This just goes to show Its happening around the world.
A retired teacher from the Isle of Wight who fell victim to land banking scams has gone public to hit out at the legal system. He says it allowed tricksters to keep more than half a million pounds he lost as a result of investing in plots of land, believing salesmen’s claims that sites were ripe for development.
Philip Fryer, 70, bought land at Cheshunt in Hertfordshire, marketed by Complete Building Systems Limited, which also sold plots in Norwich and King’s Lynn.
The company was wound up in the High Court last December, with Insolvency Service investigator Chris Mayhew condemning it as a ‘rogue’ business.
He said: ‘Some investors were falsely told that unless they bought more plots, their existing plots would not be developed and would become recreational plots such as flower beds.’ They would then face bills for maintenance.

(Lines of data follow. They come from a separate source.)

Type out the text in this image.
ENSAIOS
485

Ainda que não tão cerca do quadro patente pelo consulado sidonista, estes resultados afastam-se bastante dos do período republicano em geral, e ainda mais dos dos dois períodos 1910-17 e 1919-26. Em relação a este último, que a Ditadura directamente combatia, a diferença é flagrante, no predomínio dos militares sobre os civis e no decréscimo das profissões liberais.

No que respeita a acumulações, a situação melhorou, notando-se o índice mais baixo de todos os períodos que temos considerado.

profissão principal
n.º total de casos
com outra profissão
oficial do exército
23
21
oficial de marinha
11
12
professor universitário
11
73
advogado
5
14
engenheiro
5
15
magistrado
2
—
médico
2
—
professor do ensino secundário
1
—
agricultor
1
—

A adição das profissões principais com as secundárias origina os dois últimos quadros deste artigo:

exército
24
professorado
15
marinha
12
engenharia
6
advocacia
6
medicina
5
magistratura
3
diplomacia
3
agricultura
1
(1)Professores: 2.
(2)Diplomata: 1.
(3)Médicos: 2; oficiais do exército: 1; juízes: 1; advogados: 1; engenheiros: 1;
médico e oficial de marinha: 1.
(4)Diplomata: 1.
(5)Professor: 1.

But by then, Fryer had already been approached by salesmen from a second company, Gilbert Webb Estates Limited.
It lied about being regulated by the Financial Conduct Authority and told investors they could expect short-term gains of up to 400 per cent. It has also been wound up after a High Court hearing.
The judge Mr Registrar Baister said: ‘There was no genuine prospect of developing the land.’ Mayhew, of the Insolvency Service, added: ‘This was a bare-faced scam on pensioners who have lost out financially and otherwise, unlike those behind the company who peddled near worthless plots of land to the public for investment.’
The Insolvency Service has now won two more court cases, after tracing the land deals back to a pair of Liverpool-based companies, JDG Properties and Tithebarn Trading. The first firm was the actual owner of the land sold by Gilbert Webb Estates, while the second firm encouraged sales by appearing to be an interested property developer.
Both companies were run by Merseyside businessman Jon Farley Elster, who admitted in court that getting planning consent for the Cheshunt land would be like ‘winning the lottery’.
Ordering both his businesses to be shut down, the judge Ms Registrar Barber condemned some of Elster’s evidence as ‘frankly incredible’, adding that he was ‘playing a part in a dishonest scheme which made a short-term gain for him and his companies at the expense of the public’.
One man deeply involved in the scams, Carl Ballard, has been banned from acting as a company director for the next 14 years. Although evidence of fraudulent claims was given in court, the Insolvency Service has no power to prosecute or to order compensation payments.
The Mail on Sunday reported last week that the private firm running the Action Fraud hotline for the Government had collapsed, leaving only a few staff to man telephones and its website. Local police around the country frequently refuse to accept fraud complaints, referring victims to Action Fraud instead.
Fryer is left feeling a frustrated victim facing massive losses. He said: ‘Action Fraud is a joke. It should be called Inertia Fraud.’
After he gave the police a wealth of records, correspondence and bank details about the scams, nothing was done.
‘They could have so easily gone in there and cleaned it up, and possibly got hold of some of our money before it was laundered or sent abroad. There are seven or eight of us [victims] involved in this. It’s probably about £1.5 million or £2 million that’s been stolen from us.
‘I suppose that because of a lack of funding, only a very small proportion of cases are followed up.’